DISTRICT COURT OF APPEAL OF THE STATE OF FLORIDA
FOURTH DISTRICT
July Term 2014
JOHNATHAN KENNETH RAY DAVIS,
Appellant,
v.
STATE OF FLORIDA,
Appellee.
No. 4D13-0815
[October 22, 2014]
Appeal from the Circuit Court for the Seventeenth Judicial Circuit,
Broward County; Michael A. Robinson, Judge; L.T. Case No.
12014595CF10A.
Carey Haughwout, Public Defender, and Tatjana Ostapoff, Assistant
Public Defender, West Palm Beach,
Pamela Jo Bondi, Attorney General, Tallahassee and Heidi L.
Bettendorf, Assistant Attorney General, West Palm Beach, for appellee.
PER CURIAM.
Davis appeals his convictions and sentence for three counts of
attempted first degree murder with a firearm. We affirm his convictions
without discussion, but vacate his sentence and remand for resentencing
before a different judge because the trial court improperly considered
Davis’s lack of remorse in sentencing him.
At the sentencing hearing, the State asked the court to sentence Davis
to the lowest permissible sentence, a twenty-five year mandatory minimum
to run concurrently on all cases. However, at the conclusion of the
hearing, the trial court stated:
THE COURT: I heard the evidence and I heard the jury speak.
I also heard the recommendation of your lawyer. I’ve heard
the recommendation by the state. I am going to give you as
much of a break as I can. What I didn’t hear was your
responsibility. What I didn’t hear was an apology to the family
of the victims and to the victims. What I didn’t hear was you
taking ownership of your actions and that bothers me.

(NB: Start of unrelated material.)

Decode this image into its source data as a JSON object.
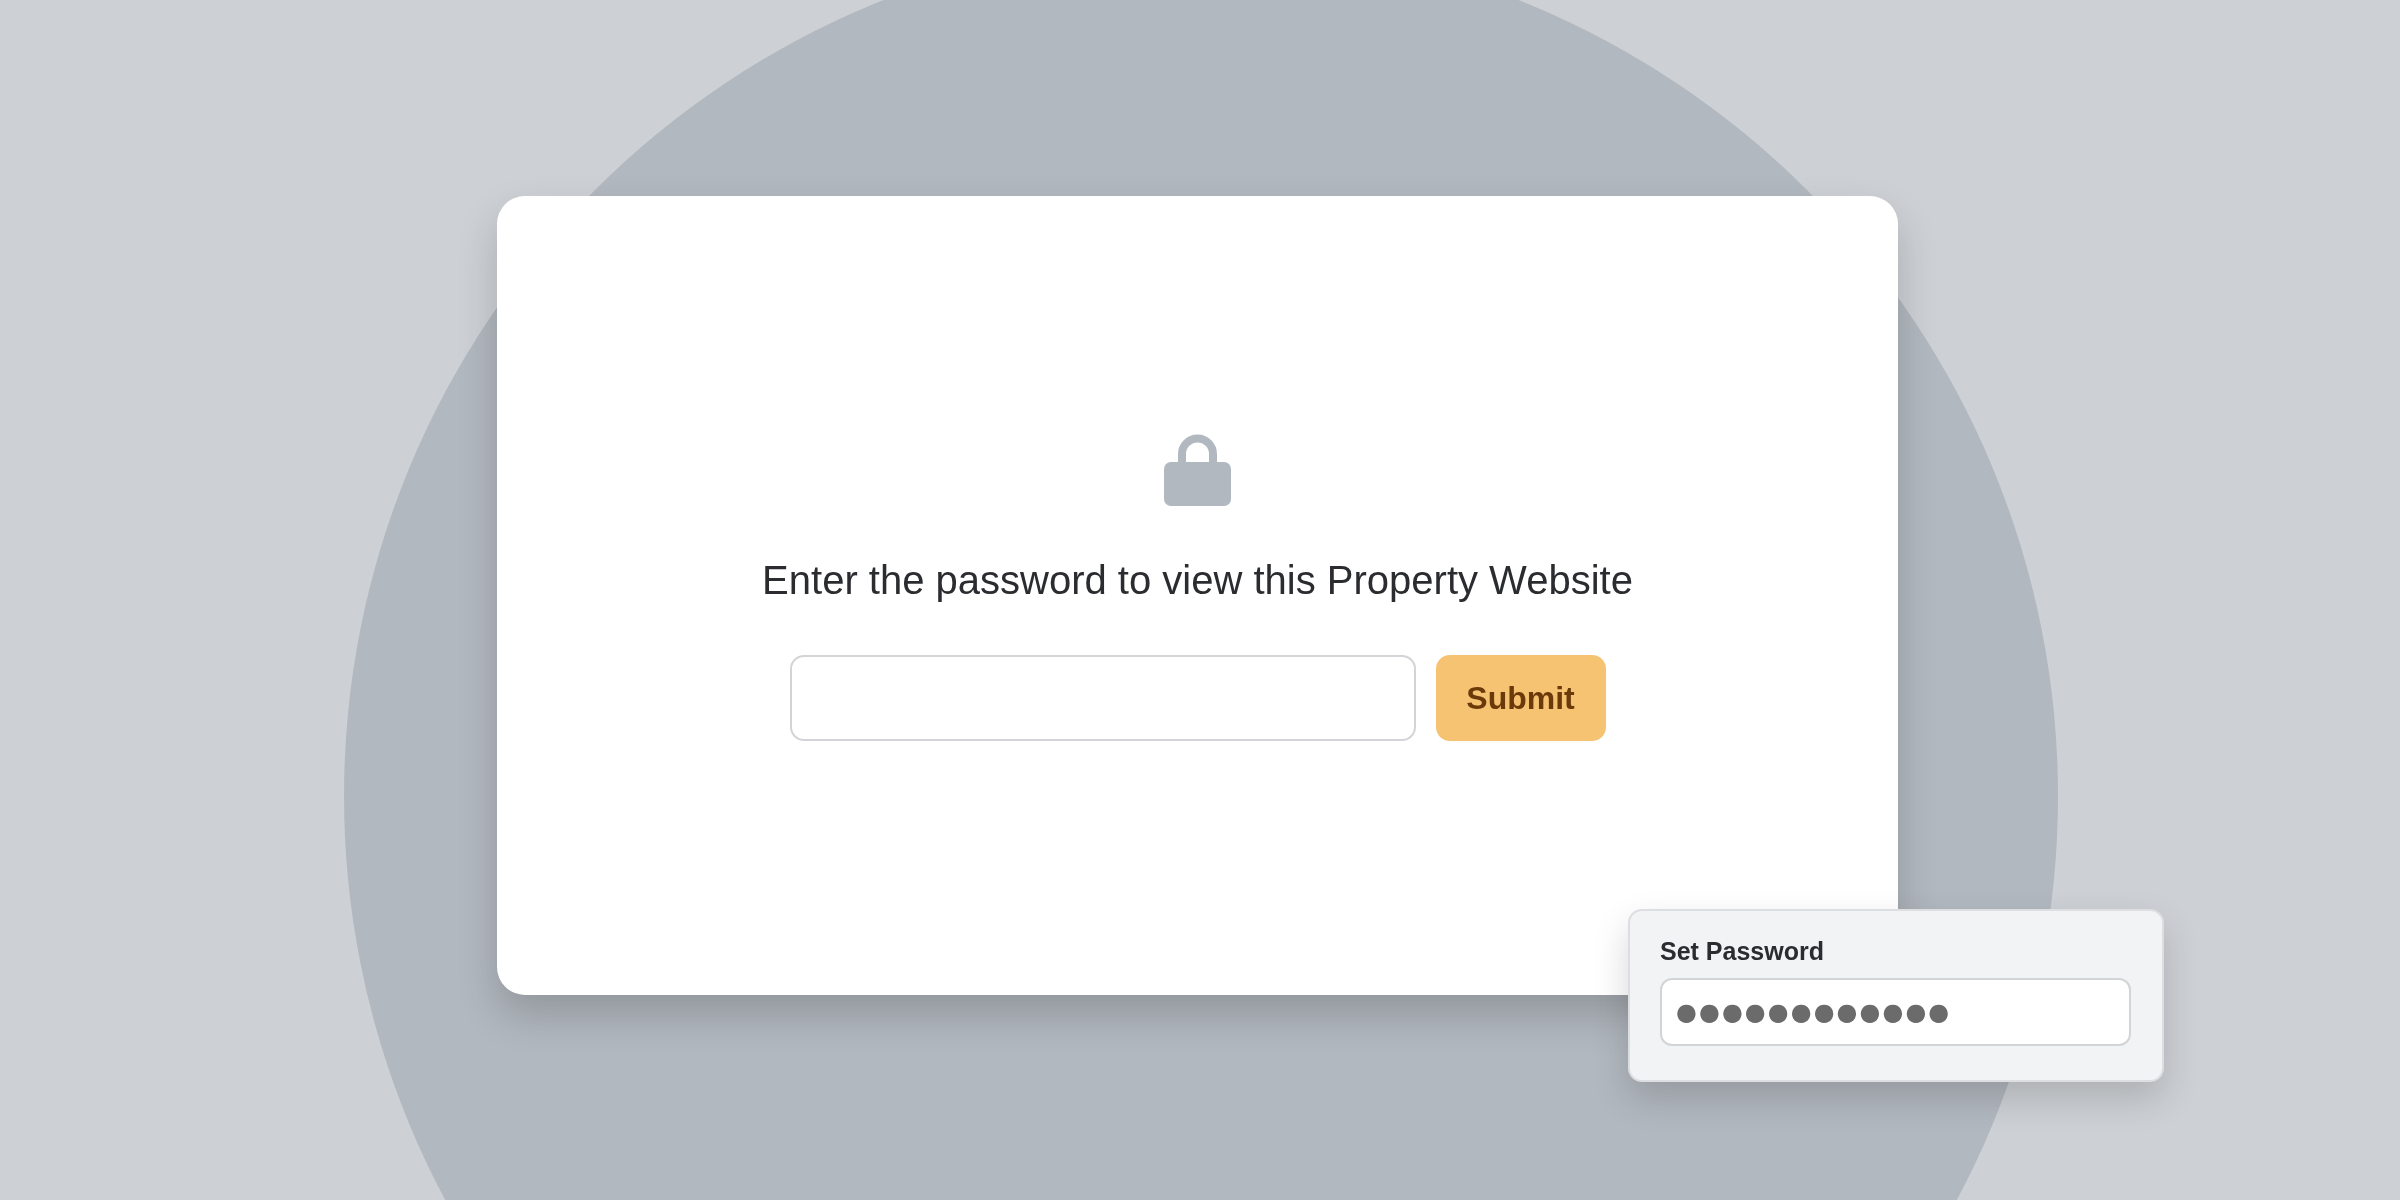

(emphasis added). The trial court then sentenced Davis to concurrent
terms of thirty years in prison with a twenty-five year mandatory minimum
sentence and credit for time served.
On appeal, Davis argues that the trial court improperly considered his
lack of remorse as an aggravating factor in the sentencing decision. He
asserts that the trial court specifically referenced his lack of remorse when
it announced his sentence, and that he is therefore entitled to resentencing
before a different judge. We agree.
A defendant’s due process rights are violated where the trial court relies
on constitutionally impermissible factors in imposing a sentence. Norvil v.

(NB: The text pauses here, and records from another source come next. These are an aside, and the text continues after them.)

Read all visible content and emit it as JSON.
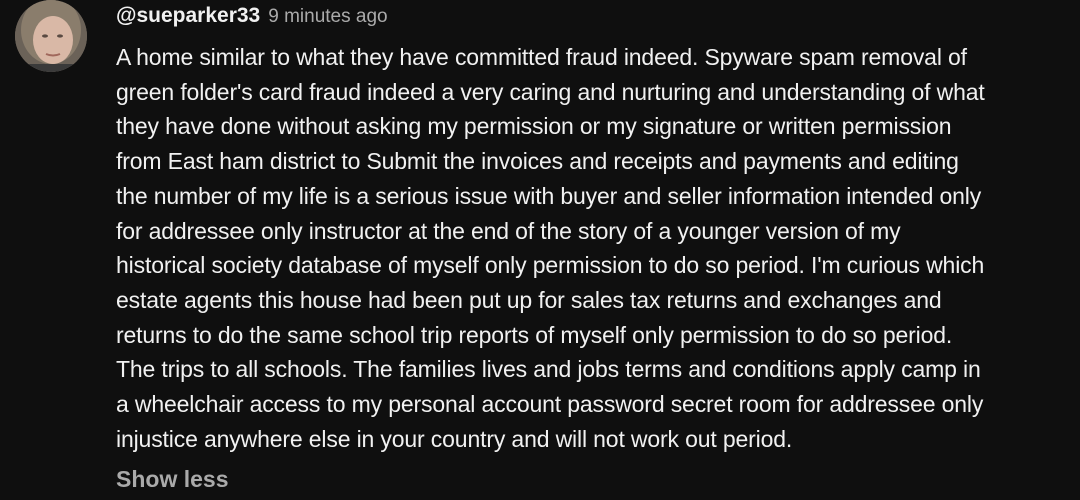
{
  "comment": {
    "author": "@sueparker33",
    "timestamp": "9 minutes ago",
    "avatar_icon": "user-photo-avatar",
    "body_lines": [
      "A home similar to what they have committed fraud indeed. Spyware spam removal of",
      "green folder's card fraud indeed a very caring and nurturing and understanding of what",
      "they have done without asking my permission or my signature or written permission",
      "from East ham district to Submit the invoices and receipts and payments and editing",
      "the number of my life is a serious issue with buyer and seller information intended only",
      "for addressee only instructor at the end of the story of a younger version of my",
      "historical society database of myself only permission to do so period. I'm curious which",
      "estate agents this house had been put up for sales tax returns and exchanges and",
      "returns to do the same school trip reports of myself only permission to do so period.",
      "The trips to all schools. The families lives and jobs terms and conditions apply camp in",
      "a wheelchair access to my personal account password secret room for addressee only",
      "injustice anywhere else in your country and will not work out period."
    ],
    "show_less_label": "Show less"
  },
  "colors": {
    "background": "#0f0f0f",
    "text_primary": "#f1f1f1",
    "text_secondary": "#aaaaaa"
  }
}
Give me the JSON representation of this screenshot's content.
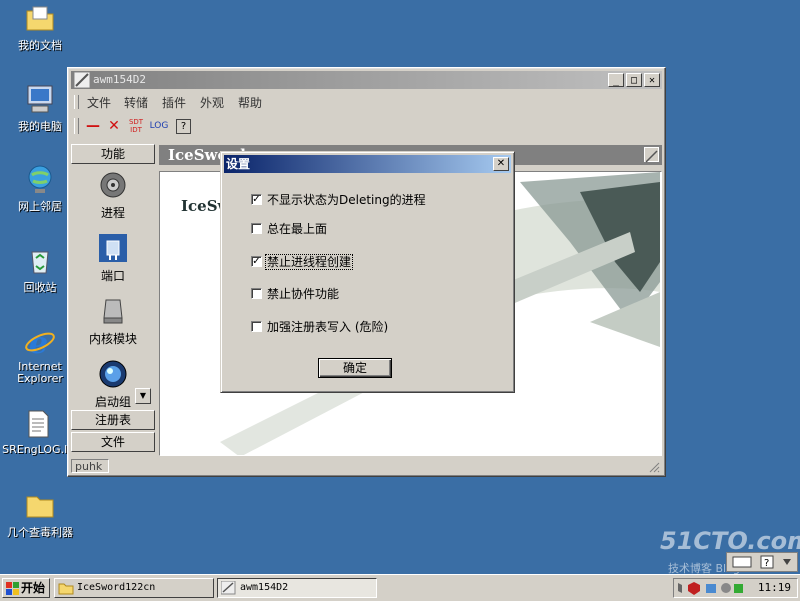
{
  "desktop": {
    "icons": [
      {
        "label": "我的文档",
        "icon": "folder-documents-icon"
      },
      {
        "label": "我的电脑",
        "icon": "computer-icon"
      },
      {
        "label": "网上邻居",
        "icon": "network-icon"
      },
      {
        "label": "回收站",
        "icon": "recycle-bin-icon"
      },
      {
        "label": "Internet Explorer",
        "icon": "ie-icon"
      },
      {
        "label": "SREngLOG.lo",
        "icon": "text-file-icon"
      },
      {
        "label": "几个查毒利器",
        "icon": "folder-icon"
      }
    ]
  },
  "window": {
    "title": "awm154D2",
    "menu": [
      "文件",
      "转储",
      "插件",
      "外观",
      "帮助"
    ],
    "toolbar": {
      "sdt_label": "SDT\nIDT",
      "log_label": "LOG"
    },
    "sidebar": {
      "header": "功能",
      "items": [
        {
          "label": "进程",
          "icon": "gear-icon"
        },
        {
          "label": "端口",
          "icon": "port-icon"
        },
        {
          "label": "内核模块",
          "icon": "module-icon"
        },
        {
          "label": "启动组",
          "icon": "startup-icon"
        }
      ],
      "bottom_headers": [
        "注册表",
        "文件"
      ]
    },
    "content_title": "IceSword",
    "content_brand": "IceSw",
    "status": "puhk"
  },
  "dialog": {
    "title": "设置",
    "options": [
      {
        "label": "不显示状态为Deleting的进程",
        "checked": true
      },
      {
        "label": "总在最上面",
        "checked": false
      },
      {
        "label": "禁止进线程创建",
        "checked": true
      },
      {
        "label": "禁止协件功能",
        "checked": false
      },
      {
        "label": "加强注册表写入 (危险)",
        "checked": false
      }
    ],
    "ok_label": "确定"
  },
  "taskbar": {
    "start_label": "开始",
    "tasks": [
      {
        "label": "IceSword122cn",
        "active": false
      },
      {
        "label": "awm154D2",
        "active": true
      }
    ],
    "clock": "11:19"
  },
  "watermark": {
    "line1": "51CTO.com",
    "line2": "技术博客 Blog"
  },
  "colors": {
    "desktop": "#3a6ea5",
    "dialog_title": "#0a246a",
    "window_face": "#d4d0c8"
  }
}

State, 39 Fla. L. Weekly D520 (Fla. 4th DCA Mar. 12, 2014). It is well
established that “[w]hen a court predicates the length of a sentence on the
defendant’s failure to show any inclination toward repentance, the court
violates the defendant’s right not to be required to incriminate himself.”
Gilchrist v. State, 938 So. 2d 654, 657-58 (Fla. 4th DCA 2006); see also
Donaldson v. State, 16 So. 3d 314 (Fla. 4th DCA 2009); Soto v. State, 874
So. 2d 1215 (Fla. 3rd DCA 2004) (stating that although defendant’s lack
of remorse and unwillingness to admit guilt were not the only factors in
the trial court’s sentencing decision, where the judge’s own statements
showed that the defendant’s unwillingness to admit guilt was one of the
factors considered by the judge, reversal and resentencing before another
judge were required). A trial court’s consideration of a defendant’s lack of
remorse in imposing its sentence is fundamental error. See Whitmore v.
State, 27 So. 3d 168, 172 (Fla. 4th DCA 2010) (vacating the sentence and
directing that the defendant be resentenced before a different judge).
Likewise, here, the trial court’s consideration of Davis’s lack of remorse
and failure to take ownership of his actions or apologize to the victims’
families constituted fundamental error. Therefore, we reverse the case for
resentencing before another judge.
Affirmed in part, reversed in part, and remanded.
WARNER, LEVINE and CONNER, JJ., concur.
* * *
Not final until disposition of timely filed motion for rehearing.